Es war jetzt nötig, sowohl körperlich als auch geistig auszuharren. Versetzt euch in unsere Lage: Nachdem wir viele Jahre im warmen Süden verbracht hatten, waren wir nun den strengen Wintern der Küste Neuenglands ausgesetzt! Und außerdem mußten Sonderpioniere mehr Stunden im Predigtdienst verbringen. Da benötigten wir schon wärmere Kleidung. Glücklicherweise sorgte Jehova für unsere Bedürfnisse.
Bis dahin waren wir es gewohnt, viel in Landgebieten und in kleinen Städten zu arbeiten. Jetzt sollten wir das Zeugnisgeben in großen Städten kennenlernen. Und jedesmal, wenn wir in dieser neuen Zuteilung in unseren Predigtdienst hinausgingen, waren wir uns darüber im klaren, daß wir ungerechterweise verhaftet werden konnten. Ja wir wurden oftmals verhaftet. Zufolge der Verhaftung von vier Gliedern unserer Familie aufgrund der Anklage, durch das Abspielen von Grammophonaufnahmen in den Wohnungen von Personen, die sie gern hörten, den Frieden der Katholiken gestört zu haben, wurde schließlich ein Fall an den Gerichten von Connecticut und sogar am Obersten Bundesgericht der Vereinigten Staaten ausgefochten. Der Entscheid, nämlich daß eine gerichtliche Verfolgung der Zeugen Jehovas eine Verletzung der unter dem vierzehnten Verfassungszusatz garantierten Religionsfreiheit sei, war einer von vielen juristischen Siegen, die Jehova seinem Volk gab.

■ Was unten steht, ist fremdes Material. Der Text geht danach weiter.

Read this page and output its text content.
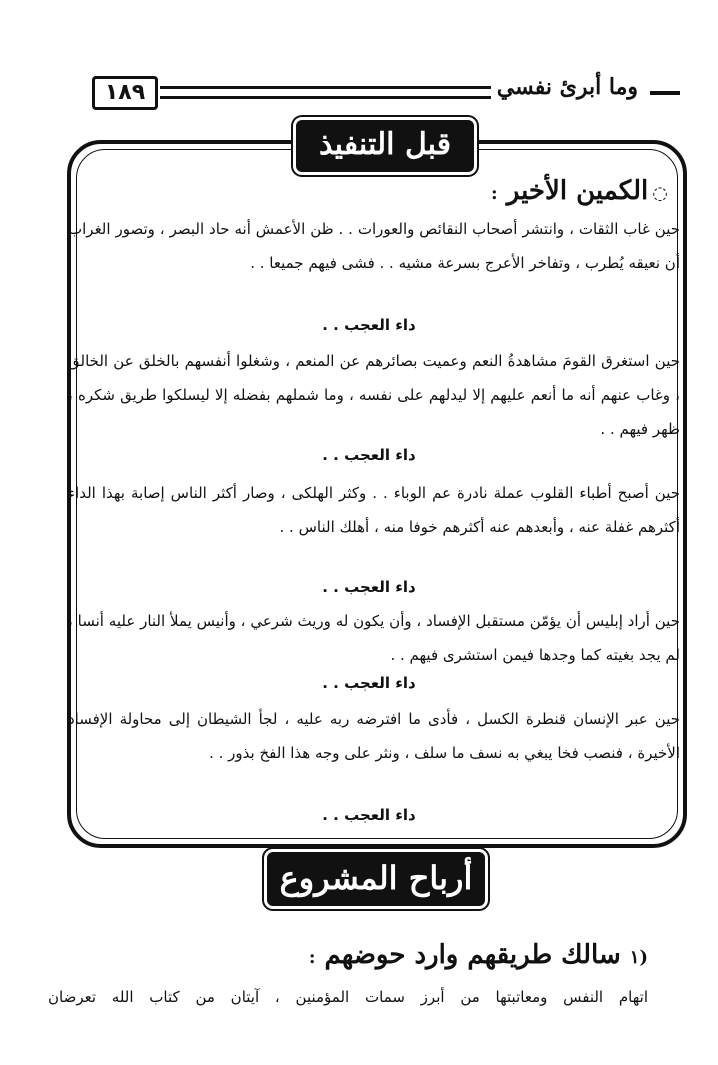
١٨٩	وما أبرئ نفسي
قبل التنفيذ
◌الكمين الأخير :
حين غاب الثقات ، وانتشر أصحاب النقائص والعورات . . ظن الأعمش أنه حاد البصر ، وتصور الغراب أن نعيقه يُطرب ، وتفاخر الأعرج بسرعة مشيه . . فشى فيهم جميعا . .
داء العجب . .
حين استغرق القومَ مشاهدةُ النعم وعميت بصائرهم عن المنعم ، وشغلوا أنفسهم بالخلق عن الخالق ، وغاب عنهم أنه ما أنعم عليهم إلا ليدلهم على نفسه ، وما شملهم بفضله إلا ليسلكوا طريق شكره ، ظهر فيهم . .
داء العجب . .
حين أصبح أطباء القلوب عملة نادرة عم الوباء . . وكثر الهلكى ، وصار أكثر الناس إصابة بهذا الداء أكثرهم غفلة عنه ، وأبعدهم عنه أكثرهم خوفا منه ، أهلك الناس . .
داء العجب . .
حين أراد إبليس أن يؤمّن مستقبل الإفساد ، وأن يكون له وريث شرعي ، وأنيس يملأ النار عليه أنسا ، لم يجد بغيته كما وجدها فيمن استشرى فيهم . .
داء العجب . .
حين عبر الإنسان قنطرة الكسل ، فأدى ما افترضه ربه عليه ، لجأ الشيطان إلى محاولة الإفساد الأخيرة ، فنصب فخا يبغي به نسف ما سلف ، ونثر على وجه هذا الفخ بذور . .
داء العجب . .
أرباح المشروع
(١ سالك طريقهم وارد حوضهم :
اتهام النفس ومعاتبتها من أبرز سمات المؤمنين ، آيتان من كتاب الله تعرضان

Inzwischen wurde uns ein Gebiet auf Staten Island (New York) zugeteilt, und hier und in anderen Zuteilungen in der Gegend von New York hatten wir die Freude einer engen Gemeinschaft mit unseren christlichen Brüdern vom Bethel in der Zentrale der Watch Tower Society. Dies war gewiß Jehovas Vorkehrung für unser geistiges Wachstum! Und es folgten viele Segnungen.
Welch ein Segen war es zum Beispiel 1939, als drei unserer Söhne zur Arbeit in die Zentrale der Gesellschaft gerufen wurden! Und 1944 absolvierte dann eine unserer Töchter die dritte Klasse der Wachtturm-Bibelschule Gilead und nahm danach den Auslandsmissionardienst auf.
Eine unserer Mitarbeiterinnen im Sonderpionierdienst während jener Zeit war Florence Woodworth. Ihre Gesellschaft sowie die ihres Mannes Eldon, der lange Zeit ein Glied der Bethelfamilie Brooklyn war, wirkte sich in geistiger Hinsicht äußerst nützlich auf unsere ganze Familie aus.
Als das Jahr 1950 kam und unsere Kinder sozusagen alle selbständig waren, fanden wir es ratsam, Gebiet zu beantragen, in dem das Klima weniger Schwierigkeiten bereiten würde, damit wir unsere Dienstziele als Pioniere erreichen könnten. Unserer Bitte wurde entsprochen, und bald dienten wir in Chase City (Virginia), wo ich zum Aufseher der Versammlung der Zeugen Jehovas ernannt wurde. Mit Jehovas Hilfe konnte ich dieser Verantwortung bis 1964 nachkommen. Da ich damals sechsundachtzig Jahre alt war, schien es nicht anders als recht zu sein, daß jüngere Männer, denen ich geholfen hatte, zur Reife zu gelangen, die Last übernahmen.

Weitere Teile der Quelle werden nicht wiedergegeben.